Kacy & Clayton caught our attention a couple years back with their first New*West release, Strange Country. We were drawn in by their sincere approach to folk music, showing a clear understanding of the form and origin, while also taking some chances with their choices, breaking from traditions to create something new and fresh without wandering off into “indie folk” territory. The Siren’s Song shows a slightly edgier side of the group, with a lot less acoustic numbers, favoring more of that 60s/70s psych country rock sound, bringing to mind the Byrds, the Flying Burrito Brothers or the Grateful Dead. But, all the elements that drew us in are still there, such as Kacy’s vocals, clear and strong, yet world weary beyond her years, and Clayton’s virtuosic guitar playing, drawing clear comparisons to old greats, like John Fahey or Doc Watson.
A common discussion at the shop is about the progression of a band and their music. Is there some formula that one can follow to preserve an energy or even sound that might have served to inspire a musicians earlier music. It’s clear that the “spotlight” can have a huge influence over any groups music. But, just as much, so can time or all the life that happens in between tours and recordings. What we’ve discovered is, there really is no clear answer as to what keeps a band from growing stale or keeps all the spark and energy from the first album to the last. Rainer Maria hasn’t put out an album since 2006. Each member seems to have gone on their own personal journeys, in very different directions. But, whatever happened in between then and now seems to have served them well. Their new album is as alive and angsty as any of their earlier releases. They are not simply imitating what they’ve done in the past. They are simply being the band they had always been.
Like some weird psychedelic nightmare soundtrack factory, Thee Oh Sees have put out over a dozen albums since 2006. And, not a single one of them falls short of anything less than a mindfucking, clowncar of trance inducing grooves, glammed out vocals, a mobius strip of doubled up drum beats, chasing each other’s tails, buzzed and fuzzed guitar riffs and spaced out soundscapes. ORC manages to stand even furthur out than previous albums, introducing more twists and perhaps a more clear homage to earlier influences. They have, by no doubt cultivated their own sound. But, this newest album maybe clears up where the direct influences lie.
This is the only artist on this list that had not yet releases something to catch our attention. I guess that it could mean that it had to work that much harder. But, of the new and upcoming releases to cross our paths, this album had a very strong presence and intriguing subtlety, forcing us to lean in a little closer to hear exactly what’s going on. It could be argued that Stinkweeds has a “thing” that it’s into. Yes, we all make an effort to get out of our comfort zones and not lose sight of all the amazing work being put out, across genres and generations. But, we do tend to gravitate towards a particular sound. If you’re curious what that sound is, give this a listen…or even better, come into the shop and let’s talk music. Perhaps we’ll find the bridge between your thing and ours.
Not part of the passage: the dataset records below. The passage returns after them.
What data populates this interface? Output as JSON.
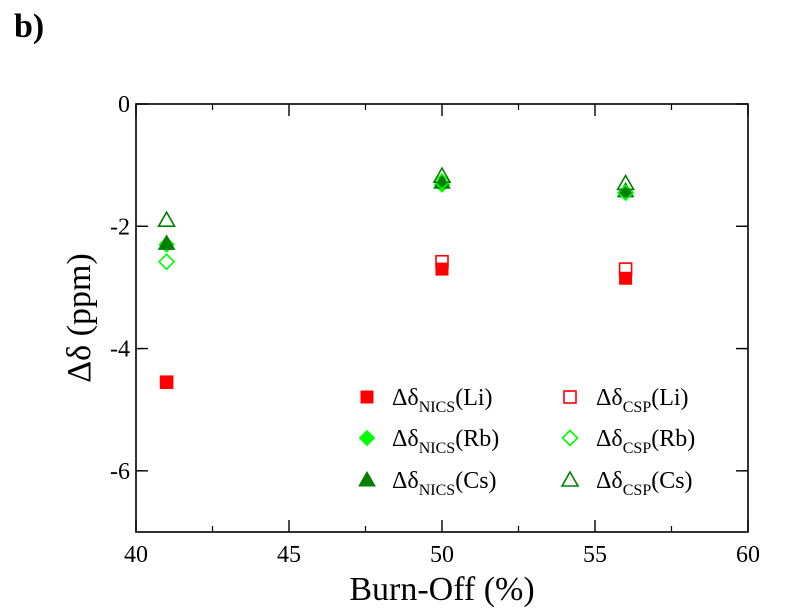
{
  "panel_label": "b)",
  "chart_data": {
    "type": "scatter",
    "title": "",
    "xlabel": "Burn-Off (%)",
    "ylabel": "Δδ (ppm)",
    "xlim": [
      40,
      60
    ],
    "ylim": [
      -7,
      0
    ],
    "x_ticks": [
      40,
      45,
      50,
      55,
      60
    ],
    "y_ticks": [
      0,
      -2,
      -4,
      -6
    ],
    "grid": false,
    "legend_position": "bottom-right",
    "series": [
      {
        "name": "Δδ",
        "sub": "NICS",
        "suffix": "(Li)",
        "marker": "square",
        "filled": true,
        "color": "#ff0000",
        "points": [
          [
            41,
            -4.55
          ],
          [
            50,
            -2.7
          ],
          [
            56,
            -2.85
          ]
        ]
      },
      {
        "name": "Δδ",
        "sub": "NICS",
        "suffix": "(Rb)",
        "marker": "diamond",
        "filled": true,
        "color": "#00ff00",
        "points": [
          [
            41,
            -2.3
          ],
          [
            50,
            -1.32
          ],
          [
            56,
            -1.45
          ]
        ]
      },
      {
        "name": "Δδ",
        "sub": "NICS",
        "suffix": "(Cs)",
        "marker": "triangle",
        "filled": true,
        "color": "#008000",
        "points": [
          [
            41,
            -2.28
          ],
          [
            50,
            -1.28
          ],
          [
            56,
            -1.42
          ]
        ]
      },
      {
        "name": "Δδ",
        "sub": "CSP",
        "suffix": "(Li)",
        "marker": "square",
        "filled": false,
        "color": "#ff0000",
        "points": [
          [
            41,
            -4.55
          ],
          [
            50,
            -2.58
          ],
          [
            56,
            -2.7
          ]
        ]
      },
      {
        "name": "Δδ",
        "sub": "CSP",
        "suffix": "(Rb)",
        "marker": "diamond",
        "filled": false,
        "color": "#00ff00",
        "points": [
          [
            41,
            -2.58
          ],
          [
            50,
            -1.27
          ],
          [
            56,
            -1.45
          ]
        ]
      },
      {
        "name": "Δδ",
        "sub": "CSP",
        "suffix": "(Cs)",
        "marker": "triangle",
        "filled": false,
        "color": "#008000",
        "points": [
          [
            41,
            -1.9
          ],
          [
            50,
            -1.18
          ],
          [
            56,
            -1.3
          ]
        ]
      }
    ]
  }
}
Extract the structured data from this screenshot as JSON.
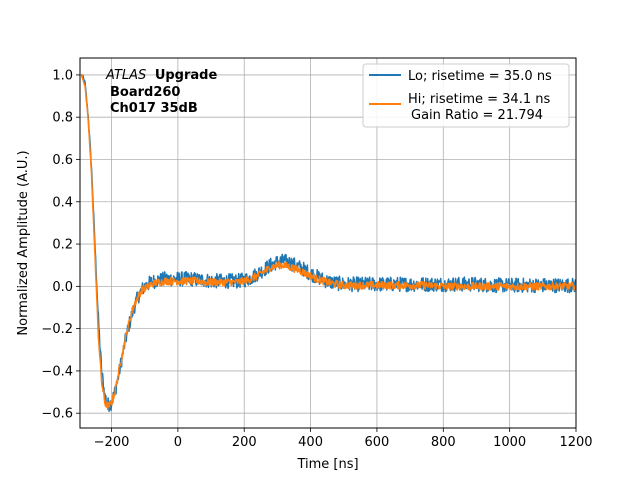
{
  "chart_data": {
    "type": "line",
    "title": "",
    "xlabel": "Time [ns]",
    "ylabel": "Normalized Amplitude (A.U.)",
    "xlim": [
      -295,
      1200
    ],
    "ylim": [
      -0.67,
      1.08
    ],
    "xticks": [
      -200,
      0,
      200,
      400,
      600,
      800,
      1000,
      1200
    ],
    "yticks": [
      -0.6,
      -0.4,
      -0.2,
      0.0,
      0.2,
      0.4,
      0.6,
      0.8,
      1.0
    ],
    "xtick_labels": [
      "−200",
      "0",
      "200",
      "400",
      "600",
      "800",
      "1000",
      "1200"
    ],
    "ytick_labels": [
      "−0.6",
      "−0.4",
      "−0.2",
      "0.0",
      "0.2",
      "0.4",
      "0.6",
      "0.8",
      "1.0"
    ],
    "grid": true,
    "legend_position": "top-right",
    "annotation": {
      "italic_part": "ATLAS",
      "bold_part": "Upgrade",
      "line2": "Board260",
      "line3": "Ch017 35dB"
    },
    "gain_ratio_text": "Gain Ratio = 21.794",
    "series": [
      {
        "name": "Lo; risetime = 35.0 ns",
        "color": "#1f77b4",
        "noise_amplitude": 0.035,
        "x": [
          -290,
          -280,
          -270,
          -260,
          -250,
          -240,
          -230,
          -220,
          -210,
          -200,
          -190,
          -180,
          -170,
          -160,
          -150,
          -140,
          -130,
          -120,
          -110,
          -100,
          -90,
          -80,
          -70,
          -60,
          -50,
          -40,
          -30,
          -20,
          -10,
          0,
          20,
          40,
          60,
          80,
          100,
          120,
          140,
          160,
          180,
          200,
          220,
          240,
          260,
          280,
          300,
          320,
          340,
          360,
          380,
          400,
          420,
          440,
          460,
          480,
          500,
          550,
          600,
          650,
          700,
          750,
          800,
          850,
          900,
          950,
          1000,
          1050,
          1100,
          1150,
          1200
        ],
        "y": [
          1.0,
          0.96,
          0.8,
          0.55,
          0.2,
          -0.15,
          -0.4,
          -0.52,
          -0.56,
          -0.55,
          -0.5,
          -0.43,
          -0.35,
          -0.27,
          -0.2,
          -0.14,
          -0.09,
          -0.05,
          -0.02,
          0.0,
          0.01,
          0.02,
          0.025,
          0.03,
          0.03,
          0.035,
          0.035,
          0.035,
          0.035,
          0.035,
          0.035,
          0.035,
          0.03,
          0.03,
          0.025,
          0.025,
          0.025,
          0.025,
          0.025,
          0.03,
          0.04,
          0.06,
          0.08,
          0.1,
          0.115,
          0.12,
          0.11,
          0.095,
          0.08,
          0.06,
          0.045,
          0.03,
          0.02,
          0.015,
          0.01,
          0.01,
          0.01,
          0.01,
          0.01,
          0.01,
          0.01,
          0.01,
          0.01,
          0.005,
          0.005,
          0.005,
          0.005,
          0.005,
          0.005
        ]
      },
      {
        "name": "Hi; risetime = 34.1 ns",
        "color": "#ff7f0e",
        "noise_amplitude": 0.018,
        "x": [
          -290,
          -280,
          -270,
          -260,
          -250,
          -240,
          -230,
          -220,
          -210,
          -200,
          -190,
          -180,
          -170,
          -160,
          -150,
          -140,
          -130,
          -120,
          -110,
          -100,
          -90,
          -80,
          -70,
          -60,
          -50,
          -40,
          -30,
          -20,
          -10,
          0,
          20,
          40,
          60,
          80,
          100,
          120,
          140,
          160,
          180,
          200,
          220,
          240,
          260,
          280,
          300,
          320,
          340,
          360,
          380,
          400,
          420,
          440,
          460,
          480,
          500,
          550,
          600,
          650,
          700,
          750,
          800,
          850,
          900,
          950,
          1000,
          1050,
          1100,
          1150,
          1200
        ],
        "y": [
          1.0,
          0.95,
          0.78,
          0.52,
          0.15,
          -0.22,
          -0.45,
          -0.55,
          -0.57,
          -0.55,
          -0.5,
          -0.42,
          -0.34,
          -0.26,
          -0.19,
          -0.13,
          -0.08,
          -0.05,
          -0.02,
          -0.01,
          0.0,
          0.01,
          0.015,
          0.02,
          0.02,
          0.025,
          0.025,
          0.025,
          0.025,
          0.025,
          0.025,
          0.025,
          0.025,
          0.02,
          0.02,
          0.02,
          0.02,
          0.02,
          0.02,
          0.025,
          0.035,
          0.05,
          0.07,
          0.09,
          0.1,
          0.1,
          0.09,
          0.08,
          0.065,
          0.05,
          0.035,
          0.025,
          0.015,
          0.01,
          0.005,
          0.005,
          0.005,
          0.005,
          0.005,
          0.005,
          0.0,
          0.0,
          0.0,
          0.0,
          0.0,
          0.0,
          0.0,
          0.0,
          0.0
        ]
      }
    ]
  }
}
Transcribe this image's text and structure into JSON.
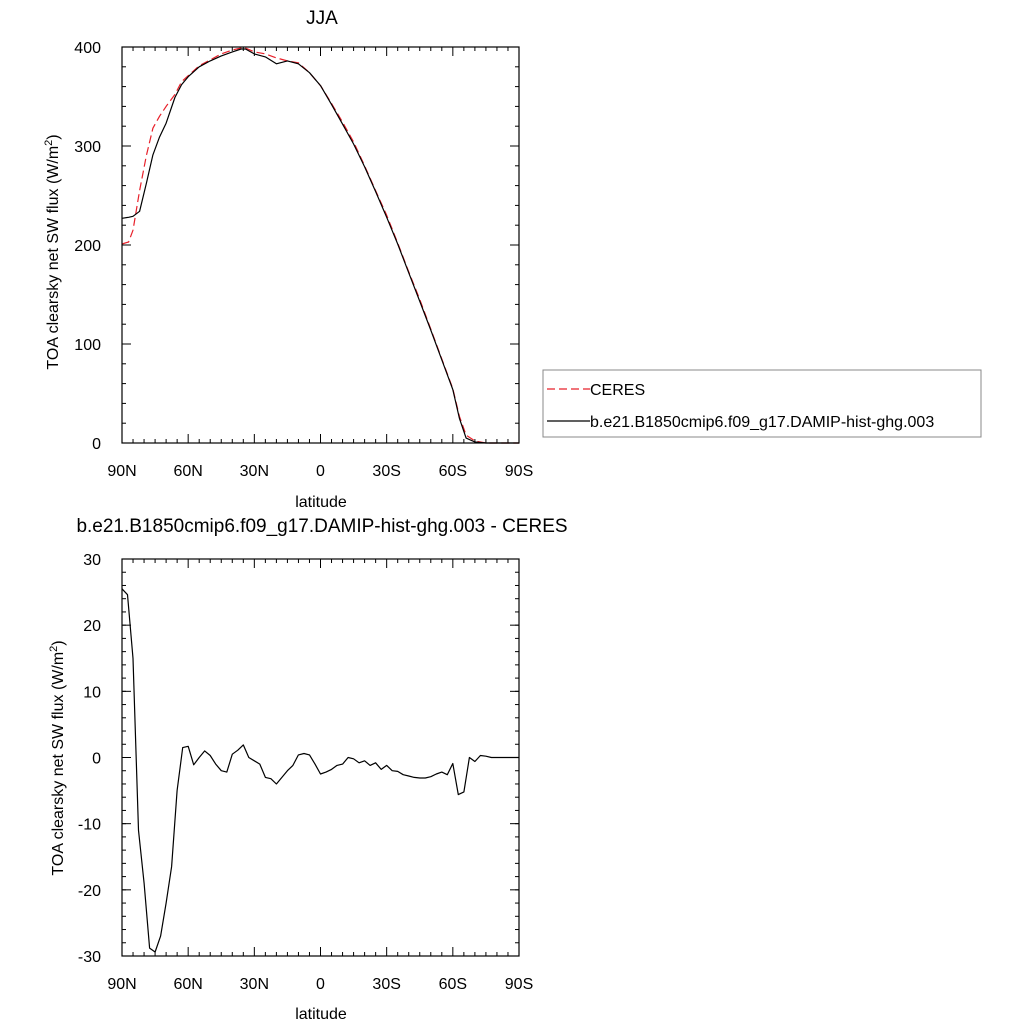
{
  "figure_title": "JJA",
  "chart_data": [
    {
      "type": "line",
      "title": "JJA",
      "xlabel": "latitude",
      "ylabel": "TOA clearsky net SW flux (W/m",
      "ylabel_sup": "2",
      "ylabel_close": ")",
      "xlim": [
        90,
        -90
      ],
      "ylim": [
        0,
        400
      ],
      "x_ticks": [
        {
          "v": 90,
          "label": "90N"
        },
        {
          "v": 60,
          "label": "60N"
        },
        {
          "v": 30,
          "label": "30N"
        },
        {
          "v": 0,
          "label": "0"
        },
        {
          "v": -30,
          "label": "30S"
        },
        {
          "v": -60,
          "label": "60S"
        },
        {
          "v": -90,
          "label": "90S"
        }
      ],
      "y_ticks": [
        0,
        100,
        200,
        300,
        400
      ],
      "legend_position": "right",
      "series": [
        {
          "name": "CERES",
          "color": "#e8202a",
          "dash": "dashed",
          "x": [
            90,
            87,
            85,
            82,
            79,
            76,
            73,
            70,
            66,
            63,
            60,
            55,
            50,
            45,
            40,
            36,
            34,
            30,
            25,
            20,
            15,
            10,
            5,
            0,
            -5,
            -10,
            -15,
            -20,
            -25,
            -30,
            -35,
            -40,
            -45,
            -50,
            -55,
            -60,
            -63,
            -66,
            -70,
            -75,
            -80,
            -85,
            -90
          ],
          "values": [
            201,
            203,
            215,
            255,
            290,
            318,
            330,
            340,
            352,
            365,
            371,
            381,
            387,
            393,
            397,
            399,
            399,
            395,
            393,
            389,
            386,
            384,
            374,
            361,
            343,
            324,
            304,
            280,
            255,
            230,
            202,
            173,
            145,
            115,
            85,
            55,
            27,
            8,
            2,
            0,
            0,
            0,
            0
          ]
        },
        {
          "name": "b.e21.B1850cmip6.f09_g17.DAMIP-hist-ghg.003",
          "color": "#000000",
          "dash": "solid",
          "x": [
            90,
            87,
            85,
            82,
            79,
            76,
            73,
            70,
            66,
            63,
            60,
            55,
            50,
            45,
            40,
            36,
            34,
            30,
            25,
            20,
            15,
            10,
            5,
            0,
            -5,
            -10,
            -15,
            -20,
            -25,
            -30,
            -35,
            -40,
            -45,
            -50,
            -55,
            -60,
            -63,
            -66,
            -70,
            -75,
            -80,
            -85,
            -90
          ],
          "values": [
            227,
            228,
            229,
            234,
            262,
            291,
            309,
            323,
            349,
            362,
            370,
            380,
            386,
            391,
            395,
            398,
            398,
            393,
            390,
            383,
            386,
            383,
            374,
            361,
            342,
            322,
            302,
            279,
            254,
            228,
            201,
            172,
            143,
            114,
            84,
            54,
            25,
            5,
            1,
            0,
            0,
            0,
            0
          ]
        }
      ]
    },
    {
      "type": "line",
      "title": "b.e21.B1850cmip6.f09_g17.DAMIP-hist-ghg.003 - CERES",
      "xlabel": "latitude",
      "ylabel": "TOA clearsky net SW flux (W/m",
      "ylabel_sup": "2",
      "ylabel_close": ")",
      "xlim": [
        90,
        -90
      ],
      "ylim": [
        -30,
        30
      ],
      "x_ticks": [
        {
          "v": 90,
          "label": "90N"
        },
        {
          "v": 60,
          "label": "60N"
        },
        {
          "v": 30,
          "label": "30N"
        },
        {
          "v": 0,
          "label": "0"
        },
        {
          "v": -30,
          "label": "30S"
        },
        {
          "v": -60,
          "label": "60S"
        },
        {
          "v": -90,
          "label": "90S"
        }
      ],
      "y_ticks": [
        -30,
        -20,
        -10,
        0,
        10,
        20,
        30
      ],
      "series": [
        {
          "color": "#000000",
          "dash": "solid",
          "x": [
            90,
            87.5,
            85,
            82.5,
            80,
            77.5,
            75,
            72.5,
            70,
            67.5,
            65,
            62.5,
            60,
            57.5,
            55,
            52.5,
            50,
            47.5,
            45,
            42.5,
            40,
            37.5,
            35,
            32.5,
            30,
            27.5,
            25,
            22.5,
            20,
            17.5,
            15,
            12.5,
            10,
            7.5,
            5,
            2.5,
            0,
            -2.5,
            -5,
            -7.5,
            -10,
            -12.5,
            -15,
            -17.5,
            -20,
            -22.5,
            -25,
            -27.5,
            -30,
            -32.5,
            -35,
            -37.5,
            -40,
            -42.5,
            -45,
            -47.5,
            -50,
            -52.5,
            -55,
            -57.5,
            -60,
            -62.5,
            -65,
            -67.5,
            -70,
            -72.5,
            -75,
            -77.5,
            -80,
            -82.5,
            -85,
            -87.5,
            -90
          ],
          "values": [
            25.5,
            24.6,
            15,
            -11,
            -19,
            -28.8,
            -29.4,
            -27,
            -22,
            -16.5,
            -5,
            1.5,
            1.7,
            -1.1,
            0,
            1,
            0.3,
            -1,
            -2,
            -2.2,
            0.5,
            1.1,
            1.9,
            0,
            -0.5,
            -1,
            -3,
            -3.2,
            -4,
            -3,
            -2,
            -1.2,
            0.4,
            0.6,
            0.4,
            -1,
            -2.5,
            -2.2,
            -1.8,
            -1.2,
            -1,
            0,
            -0.2,
            -0.8,
            -0.5,
            -1.2,
            -0.8,
            -1.8,
            -1.2,
            -2,
            -2.1,
            -2.6,
            -2.8,
            -3,
            -3.1,
            -3.1,
            -2.9,
            -2.5,
            -2.2,
            -2.6,
            -0.9,
            -5.6,
            -5.2,
            0,
            -0.6,
            0.3,
            0.2,
            0,
            0,
            0,
            0,
            0,
            0
          ]
        }
      ]
    }
  ]
}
Ishmael Butler has established himself as a game changer. He was at the forefront of musical movement, in the early 90s, as a core member of the jazz infused hip hop group, Digable Planets. There are clear lines that can be drawn directly to this group as a major influence on hip hop, as a whole. Now, he’s wearing a number of hats, all of which put him right at the center of yet another change for Hip Hop music. Signing on with Sub Pop as their first hip hop act, only to shortly after be brought on as an A&R rep for the label, signing on other groundbreaking hip hop acts, such as THEEsatisfaction and more recently, Porter Ray, both of whom he had a hand in producing, Butler has shown no signs of aging out of the music game. Shabazz Palaces is the clear and definitive proof of this. Their music is like nothing I’ve ever heard. It’s as much hip hop as it is ambient electronic, psychedelic dream pop and stream of conscience poetry…but, you know, the good kind.